Sozial bewegt im Social Web

Wie steht es um die Nutzung von Social Media in gemeinnützigen Organisationen? Diese Frage stellt das Centrum für Corporate Citizenship Deutschland (CCCD) derzeit im Rahmen der Blogparade „Social Media für die Bürgergesellschaft“. Dieser Artikel zeigt, wie sich die Caritas in soziale Medien einbringt, welche Chancen sich ihr bieten und weshalb der Verband mehr zu einer sozialen Bewegung werden muss.

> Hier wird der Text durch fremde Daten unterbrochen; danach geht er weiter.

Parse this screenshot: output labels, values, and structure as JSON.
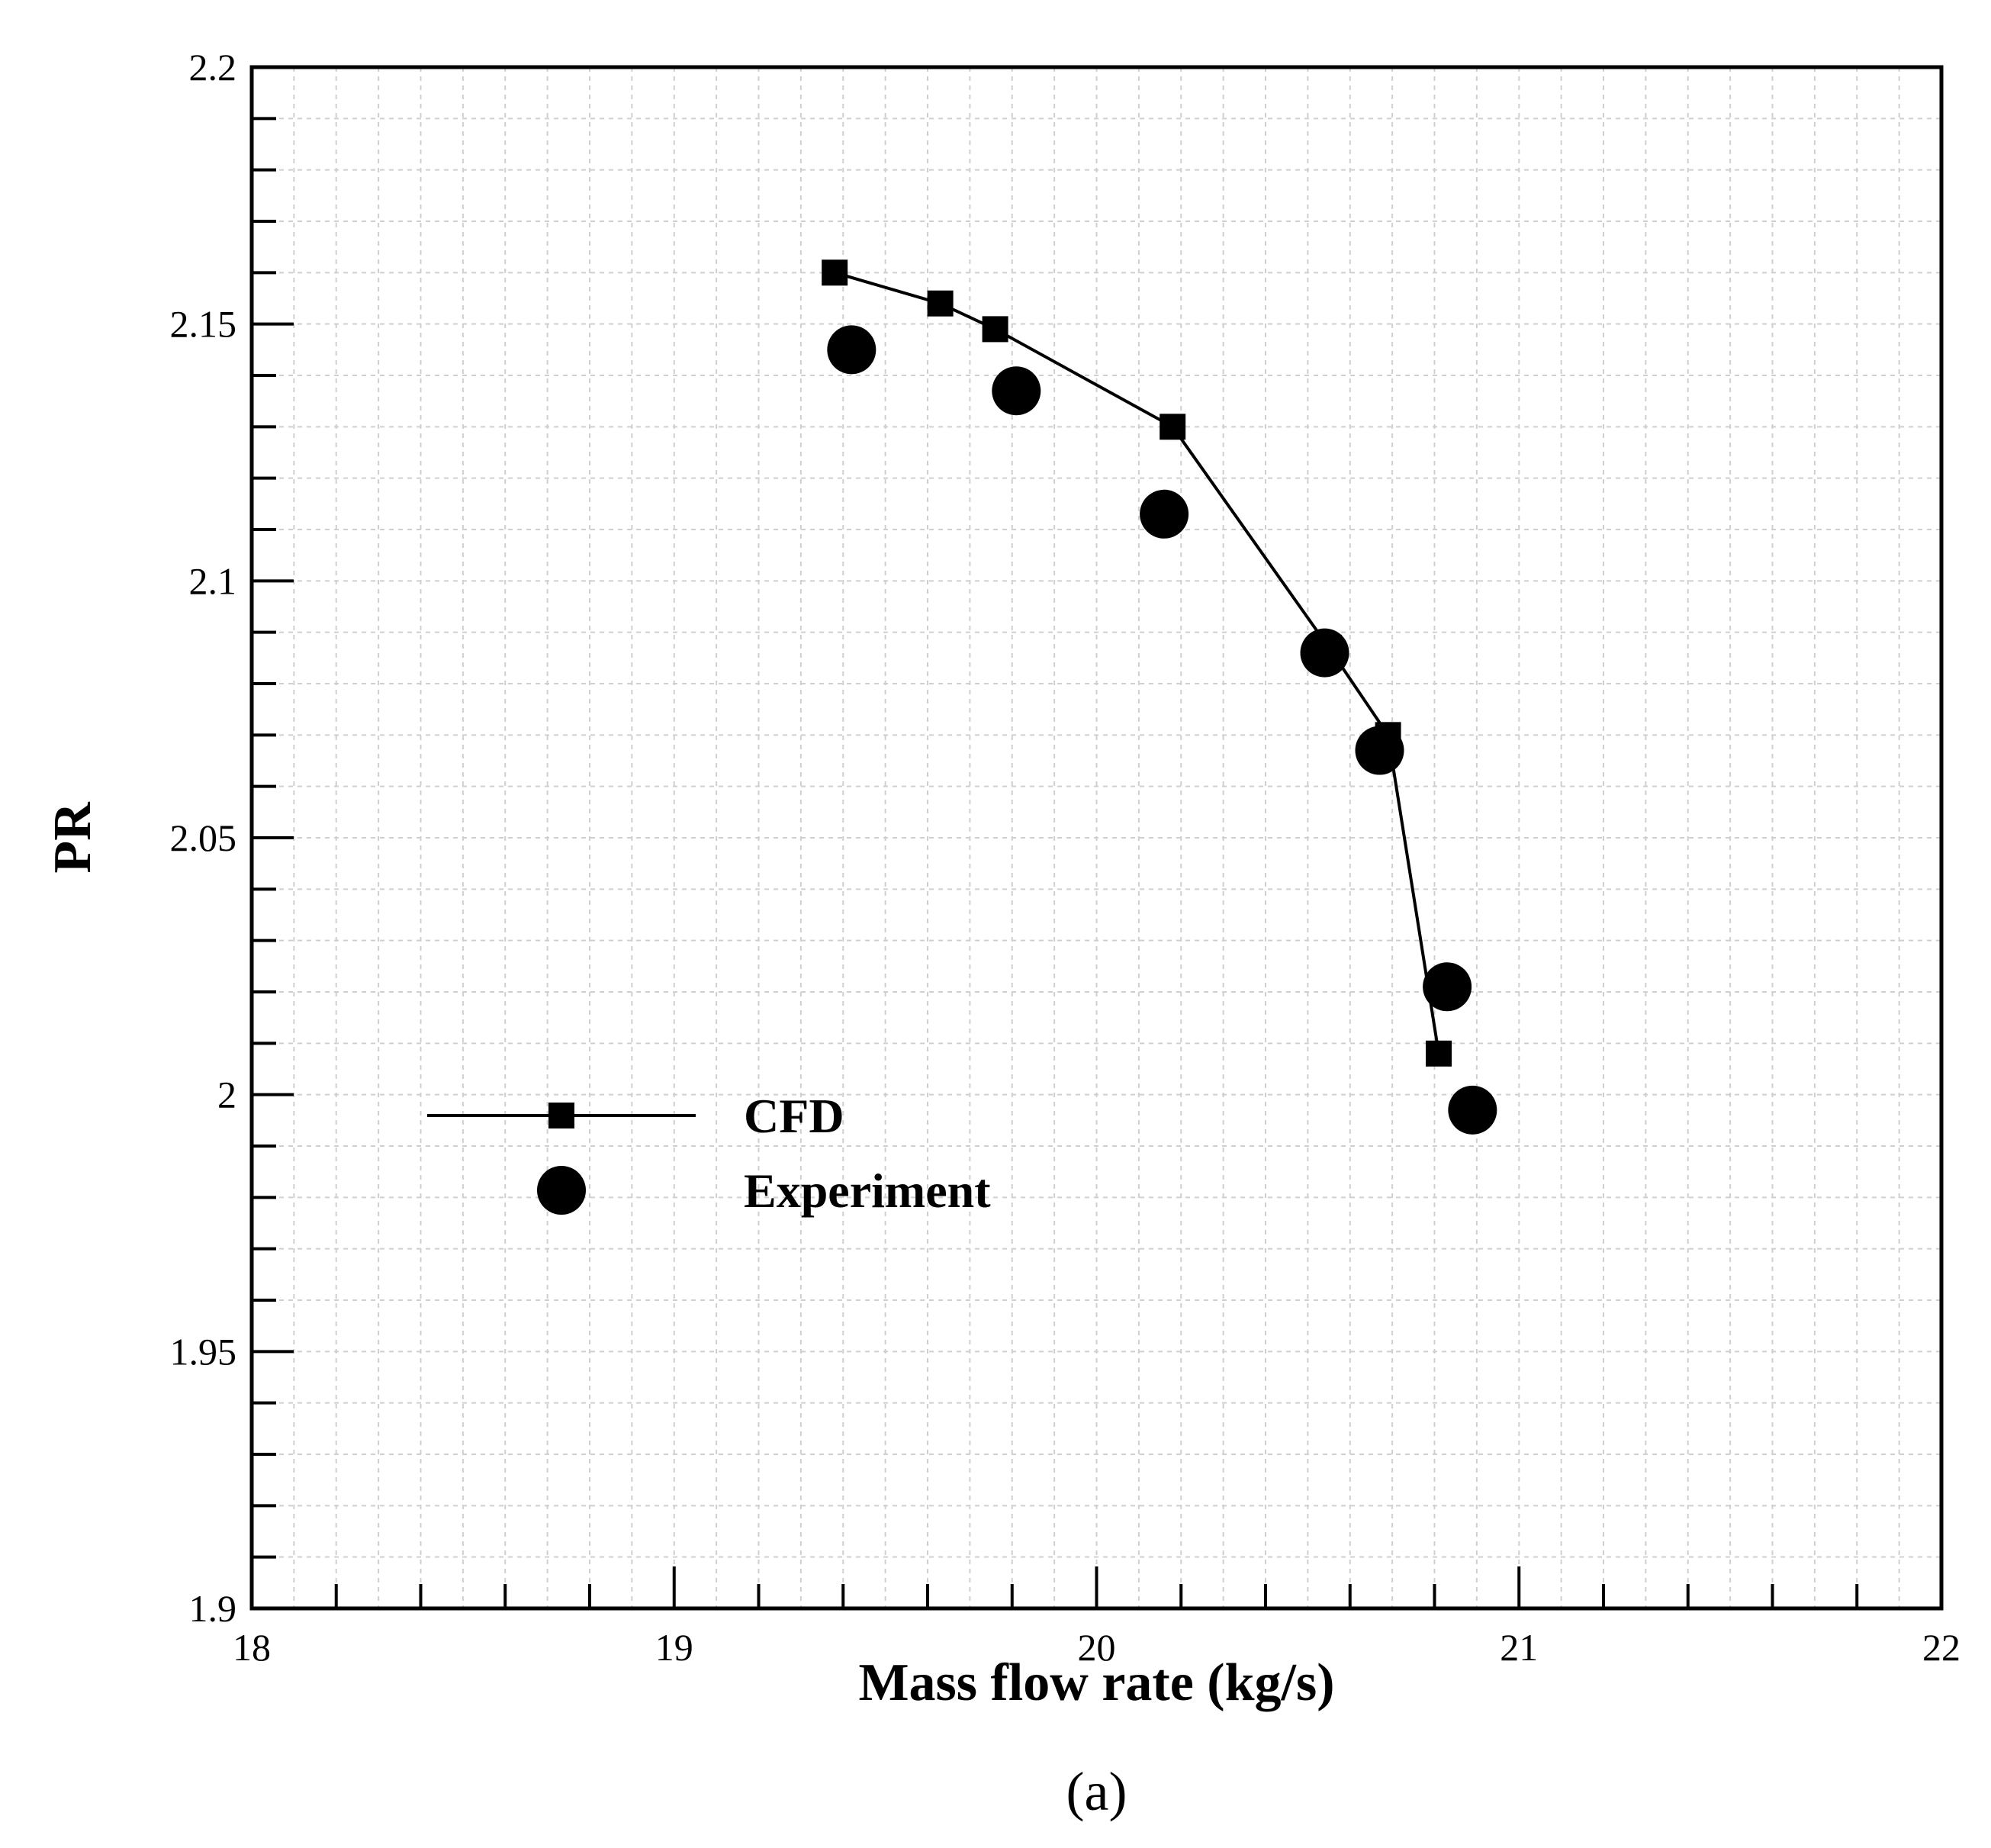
{
  "chart_data": {
    "type": "scatter",
    "xlabel": "Mass flow rate (kg/s)",
    "ylabel": "PR",
    "xlim": [
      18,
      22
    ],
    "ylim": [
      1.9,
      2.2
    ],
    "x_ticks": [
      "18",
      "19",
      "20",
      "21",
      "22"
    ],
    "y_ticks": [
      "1.9",
      "1.95",
      "2",
      "2.05",
      "2.1",
      "2.15",
      "2.2"
    ],
    "x_tick_values": [
      18,
      19,
      20,
      21,
      22
    ],
    "y_tick_values": [
      1.9,
      1.95,
      2.0,
      2.05,
      2.1,
      2.15,
      2.2
    ],
    "grid": true,
    "legend_position": "center-left",
    "panel_label": "(a)",
    "series": [
      {
        "name": "CFD",
        "style": "line-square",
        "x": [
          19.38,
          19.63,
          19.76,
          20.18,
          20.55,
          20.69,
          20.81
        ],
        "y": [
          2.16,
          2.154,
          2.149,
          2.13,
          2.087,
          2.07,
          2.008
        ]
      },
      {
        "name": "Experiment",
        "style": "circle",
        "x": [
          19.42,
          19.81,
          20.16,
          20.54,
          20.67,
          20.83,
          20.89
        ],
        "y": [
          2.145,
          2.137,
          2.113,
          2.086,
          2.067,
          2.021,
          1.997
        ]
      }
    ],
    "colors": {
      "axis": "#000000",
      "grid": "#cfcfcf",
      "marker": "#000000"
    }
  }
}
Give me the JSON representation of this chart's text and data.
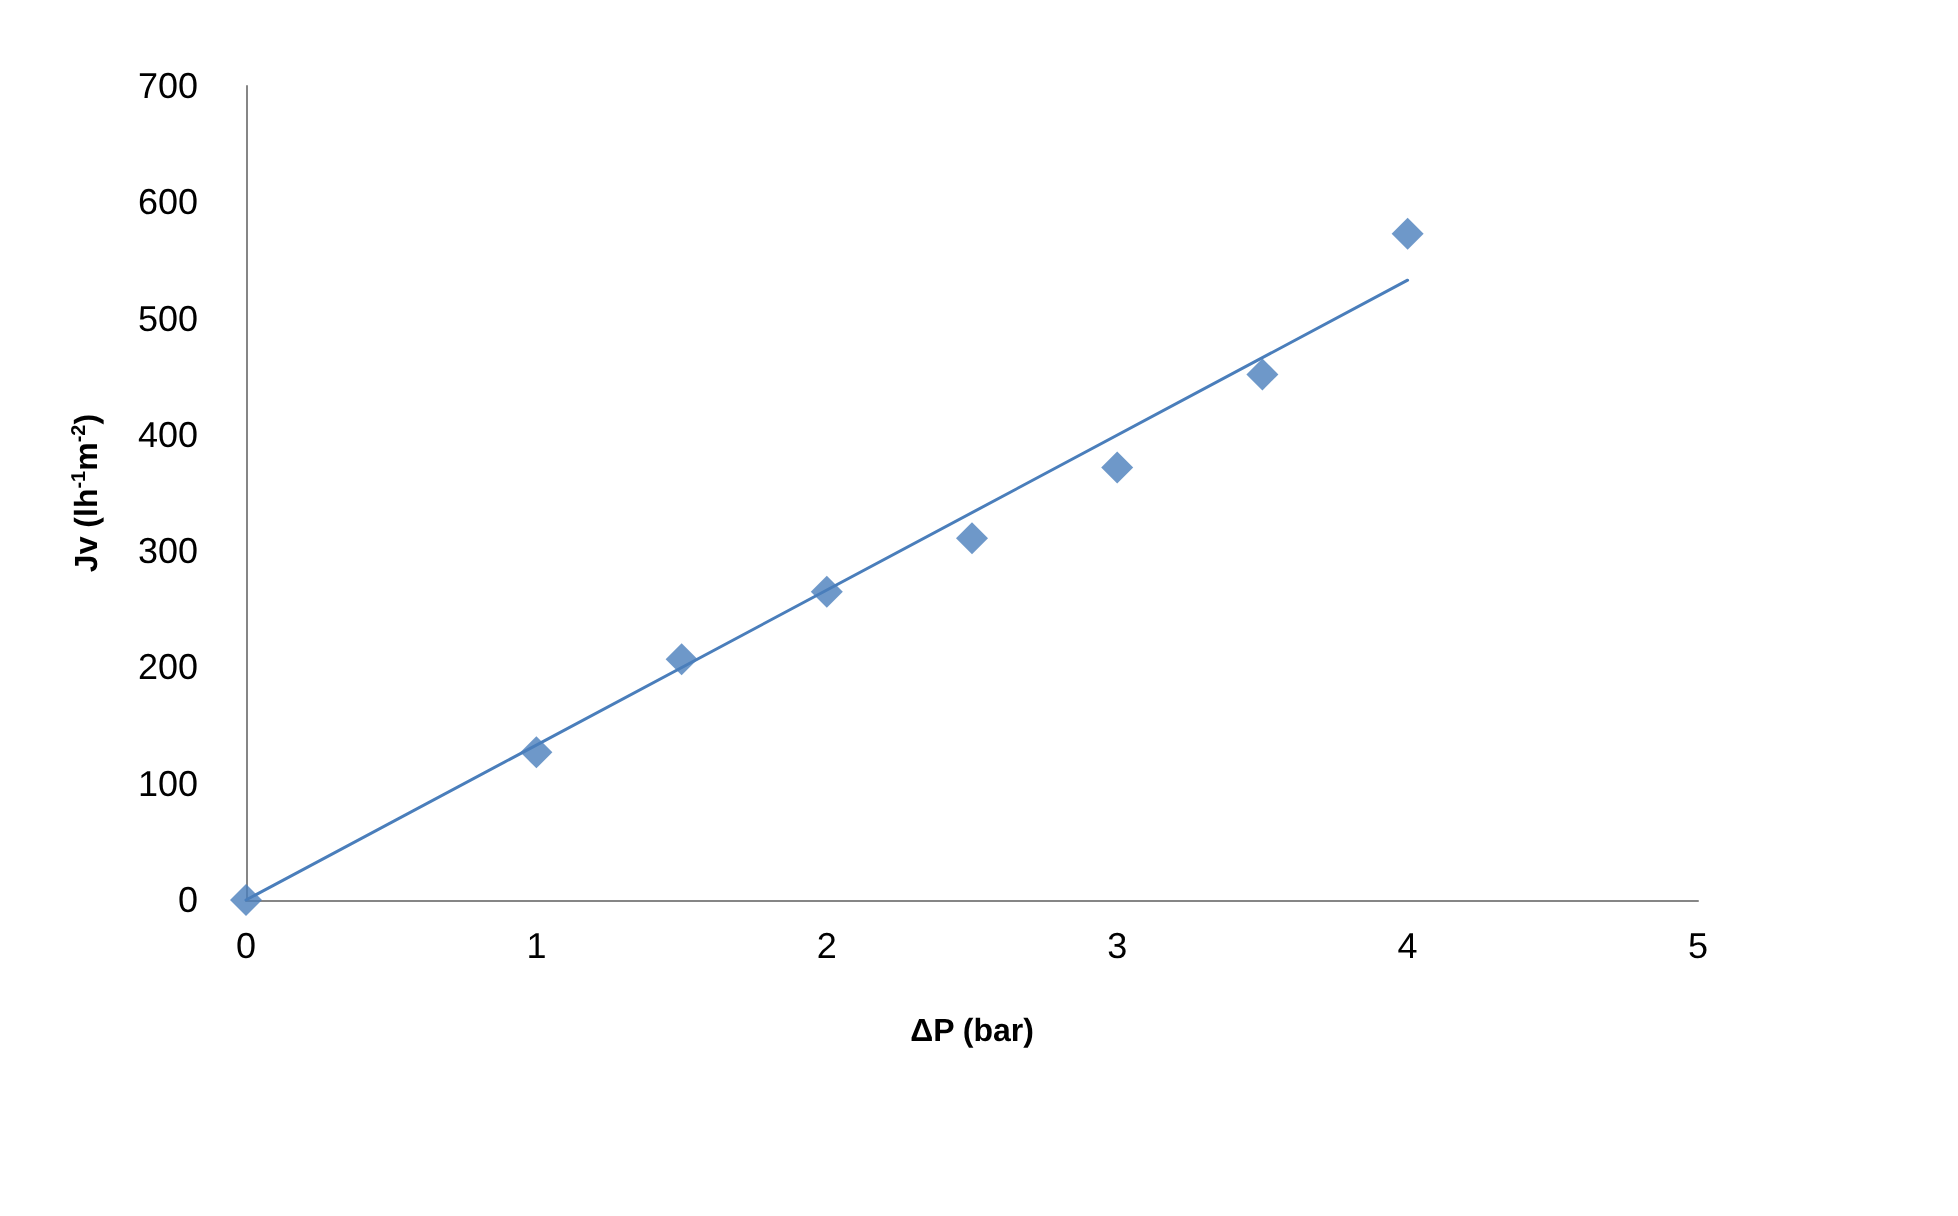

Am Ende waren es 728 Stimmen, die die Caritas für ihren Vorschlag beim Online-Voting im Zukunftsdialog der Bundeskanzlerin gesammelt hat. Dabei war die „Abschaffung der Praxisgebühr für arme Menschen“ in der Sache sicher für viel mehr Personen anschlussfähig. Unter den Top 3 – und damit auf dem Schreibtisch der Kanzlerin – landete die Forderung nach der Legalisierung von Cannabis für Erwachsene. 152.056 Mal wurde dafür geklickt.

Wäre der Präsident des Deutschen Caritasverbandes Trainer einer Fußballmannschaft, würde er das eigene Ergebnis vermutlich so erklären: „Wir konnten in diesem Spiel leider nicht unsere volle Leistungsfähigkeit abrufen.“ Damit läge er richtig, denn immerhin arbeiten rund eine Million Menschen ehrenamtlich oder beruflich in den Mitgliedsorganisationen des Verbandes. Dass diese nicht zum Abstimmen verpflichtet werden, versteht sich von selbst. Es ist aber davon auszugehen, dass die meisten die Caritas-Forderung inhaltlich unterstützen. Schließlich basiert diese auf Erfahrungen, die Caritas-Mitarbeiterinnen und -Mitarbeiter täglich im Austausch und in der Beratung mit Menschen am Rand unserer Gesellschaft machen.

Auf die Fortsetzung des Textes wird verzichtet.